We pick \(x_1\) at the 10th, 50th, and 90th empirical percentile with \(x_2\) held at 0 to isolate the heteroscedastic axis. For each value we compute the CTM conditional distribution and the Gaussian distribution implied by OLS with constant residual variance.

[4]:
X_design = np.column_stack([np.ones(n), X])
coefs_ols, *_ = np.linalg.lstsq(X_design, y, rcond=None)
resid = y - X_design @ coefs_ols
sigma_ols = resid.std(ddof=X_design.shape[1])
print(f"OLS coefficients (intercept, x1, x2): {coefs_ols}")
print(f"OLS residual SD (assumed constant):   {sigma_ols:.3f}")
OLS coefficients (intercept, x1, x2): [ 0.99732622  0.8071613  -0.48716702]
OLS residual SD (assumed constant):   0.428
[5]:
x1_values = np.quantile(X[:, 0], [0.10, 0.50, 0.90])
colors = ["C0", "C2", "C3"]
labels = ["x₁ @ 10th pct", "x₁ @ 50th pct", "x₁ @ 90th pct"]

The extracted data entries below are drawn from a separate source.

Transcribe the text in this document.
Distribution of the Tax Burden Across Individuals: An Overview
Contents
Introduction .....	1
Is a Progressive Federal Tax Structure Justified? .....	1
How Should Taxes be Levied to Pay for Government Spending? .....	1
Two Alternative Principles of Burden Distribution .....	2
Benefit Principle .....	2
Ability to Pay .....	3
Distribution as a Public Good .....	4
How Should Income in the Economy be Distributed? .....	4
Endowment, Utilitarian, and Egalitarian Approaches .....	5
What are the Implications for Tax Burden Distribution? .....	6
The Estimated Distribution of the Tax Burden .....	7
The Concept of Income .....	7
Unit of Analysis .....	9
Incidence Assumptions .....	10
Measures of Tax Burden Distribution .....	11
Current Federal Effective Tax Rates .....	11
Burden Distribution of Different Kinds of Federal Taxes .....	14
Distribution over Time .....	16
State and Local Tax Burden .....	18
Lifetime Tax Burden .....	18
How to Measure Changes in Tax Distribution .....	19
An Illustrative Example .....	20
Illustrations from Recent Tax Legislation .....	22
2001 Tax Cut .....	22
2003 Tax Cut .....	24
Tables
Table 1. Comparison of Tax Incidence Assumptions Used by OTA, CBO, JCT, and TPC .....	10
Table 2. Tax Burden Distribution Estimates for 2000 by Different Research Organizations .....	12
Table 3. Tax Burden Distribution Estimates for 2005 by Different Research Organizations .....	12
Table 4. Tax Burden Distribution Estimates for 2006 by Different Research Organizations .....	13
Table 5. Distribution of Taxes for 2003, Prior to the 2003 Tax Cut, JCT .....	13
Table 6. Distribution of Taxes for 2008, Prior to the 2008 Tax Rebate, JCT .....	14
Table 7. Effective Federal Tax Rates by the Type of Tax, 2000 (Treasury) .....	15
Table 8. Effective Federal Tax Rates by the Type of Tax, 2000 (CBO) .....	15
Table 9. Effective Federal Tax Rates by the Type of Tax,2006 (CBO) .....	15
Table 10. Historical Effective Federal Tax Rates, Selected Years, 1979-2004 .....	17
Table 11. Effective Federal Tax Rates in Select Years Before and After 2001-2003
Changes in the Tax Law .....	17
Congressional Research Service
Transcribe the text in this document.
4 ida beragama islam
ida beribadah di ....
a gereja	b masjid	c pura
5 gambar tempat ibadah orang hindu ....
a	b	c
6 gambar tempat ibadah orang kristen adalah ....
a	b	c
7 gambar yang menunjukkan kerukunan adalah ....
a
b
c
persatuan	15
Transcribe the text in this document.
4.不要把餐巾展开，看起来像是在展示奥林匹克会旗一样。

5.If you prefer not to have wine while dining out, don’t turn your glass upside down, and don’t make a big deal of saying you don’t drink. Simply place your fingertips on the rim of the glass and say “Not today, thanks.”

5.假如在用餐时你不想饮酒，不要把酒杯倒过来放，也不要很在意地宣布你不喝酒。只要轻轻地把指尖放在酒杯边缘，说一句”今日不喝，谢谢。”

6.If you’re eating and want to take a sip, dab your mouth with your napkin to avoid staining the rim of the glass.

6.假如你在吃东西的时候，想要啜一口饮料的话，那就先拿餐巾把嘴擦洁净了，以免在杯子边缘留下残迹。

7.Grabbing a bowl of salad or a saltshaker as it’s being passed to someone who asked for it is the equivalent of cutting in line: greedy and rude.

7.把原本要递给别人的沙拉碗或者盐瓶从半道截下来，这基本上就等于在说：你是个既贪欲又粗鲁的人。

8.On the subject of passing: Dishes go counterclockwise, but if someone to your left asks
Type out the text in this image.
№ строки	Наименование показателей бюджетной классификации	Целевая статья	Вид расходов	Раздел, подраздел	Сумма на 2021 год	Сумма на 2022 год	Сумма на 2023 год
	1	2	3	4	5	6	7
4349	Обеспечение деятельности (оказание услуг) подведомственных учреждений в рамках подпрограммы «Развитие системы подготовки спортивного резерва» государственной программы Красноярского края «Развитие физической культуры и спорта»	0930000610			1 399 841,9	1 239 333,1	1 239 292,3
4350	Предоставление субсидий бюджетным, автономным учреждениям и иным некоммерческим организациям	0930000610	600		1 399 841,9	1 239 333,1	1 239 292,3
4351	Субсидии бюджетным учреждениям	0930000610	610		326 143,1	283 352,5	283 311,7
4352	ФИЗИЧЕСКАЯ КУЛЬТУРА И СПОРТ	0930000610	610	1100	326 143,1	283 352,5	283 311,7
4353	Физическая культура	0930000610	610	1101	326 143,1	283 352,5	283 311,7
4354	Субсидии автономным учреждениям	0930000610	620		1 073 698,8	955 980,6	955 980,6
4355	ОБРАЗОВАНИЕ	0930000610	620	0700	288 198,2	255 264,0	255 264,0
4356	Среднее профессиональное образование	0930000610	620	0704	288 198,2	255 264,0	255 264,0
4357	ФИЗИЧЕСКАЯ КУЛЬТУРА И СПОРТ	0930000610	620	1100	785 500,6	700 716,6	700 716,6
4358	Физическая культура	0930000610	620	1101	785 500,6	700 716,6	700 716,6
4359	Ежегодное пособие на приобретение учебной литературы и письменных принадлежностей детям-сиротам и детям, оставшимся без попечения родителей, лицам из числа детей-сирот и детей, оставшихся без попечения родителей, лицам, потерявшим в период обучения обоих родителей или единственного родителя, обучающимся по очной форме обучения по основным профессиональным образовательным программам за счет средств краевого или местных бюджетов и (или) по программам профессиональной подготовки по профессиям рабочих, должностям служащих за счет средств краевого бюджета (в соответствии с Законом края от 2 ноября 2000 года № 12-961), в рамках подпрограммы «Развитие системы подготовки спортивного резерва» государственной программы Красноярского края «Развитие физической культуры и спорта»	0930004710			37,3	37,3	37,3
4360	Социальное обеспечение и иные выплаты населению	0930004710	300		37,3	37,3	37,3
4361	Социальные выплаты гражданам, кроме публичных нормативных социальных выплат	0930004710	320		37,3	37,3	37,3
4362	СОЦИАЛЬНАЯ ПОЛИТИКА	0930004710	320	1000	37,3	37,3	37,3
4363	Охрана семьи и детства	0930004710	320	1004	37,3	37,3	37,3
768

y_grid = np.linspace(support[0] + 1e-3, support[1] - 1e-3, 400)

fig, (ax_cdf, ax_pdf) = plt.subplots(1, 2, figsize=(11, 4))

for x1, col, lbl in zip(x1_values, colors, labels):
    x_fixed = np.array([x1, 0.0])
    X_rep = np.tile(x_fixed, (len(y_grid), 1))
    cdf = model.predict(y_grid, X_new=X_rep, what="distribution")
    pdf = model.predict(y_grid, X_new=X_rep, what="density")
    ax_cdf.plot(y_grid, cdf, color=col, lw=2, label=lbl)
    ax_pdf.plot(y_grid, pdf, color=col, lw=2, label=lbl)

    # OLS-implied Gaussian conditional density at the same x
    mu_ols = coefs_ols[0] + coefs_ols[1] * x1 + coefs_ols[2] * 0.0
    ax_pdf.plot(
        y_grid,
        stats.norm.pdf(y_grid, mu_ols, sigma_ols),
        "--",
        color=col,
        alpha=0.6,
    )

ax_cdf.set_xlabel("y")
ax_cdf.set_ylabel("F(y | x)")
ax_cdf.set_title("Conditional CDF")
ax_cdf.legend(loc="lower right")

ax_pdf.set_xlabel("y")
ax_pdf.set_ylabel("f(y | x)")
ax_pdf.set_title("Conditional density (solid = CTM, dashed = OLS Gaussian)")
ax_pdf.legend(loc="upper right")

fig.tight_layout();
../_images/examples_03_regression_covariates_8_0.png

Takeaways#

  • At moderate \(x_1\) the CTM and OLS densities roughly coincide: when the DGP’s conditional noise is close to its mean level, a homoscedastic Gaussian is not grossly wrong.

  • At extreme \(x_1\) the CTM density is visibly narrower or wider than the fixed-SD OLS Gaussian — the model recovers the heteroscedasticity directly from the likelihood, without any explicit variance model.

  • The same fitted object answers conditional-quantile queries: use model.predict(np.array([0.1, 0.5, 0.9]), X_new=..., what="quantile") to obtain conditional prediction bands.

  • For censored responses the same covariate path is available through mltpy.Coxph(...).fit(CensoredData, X=X).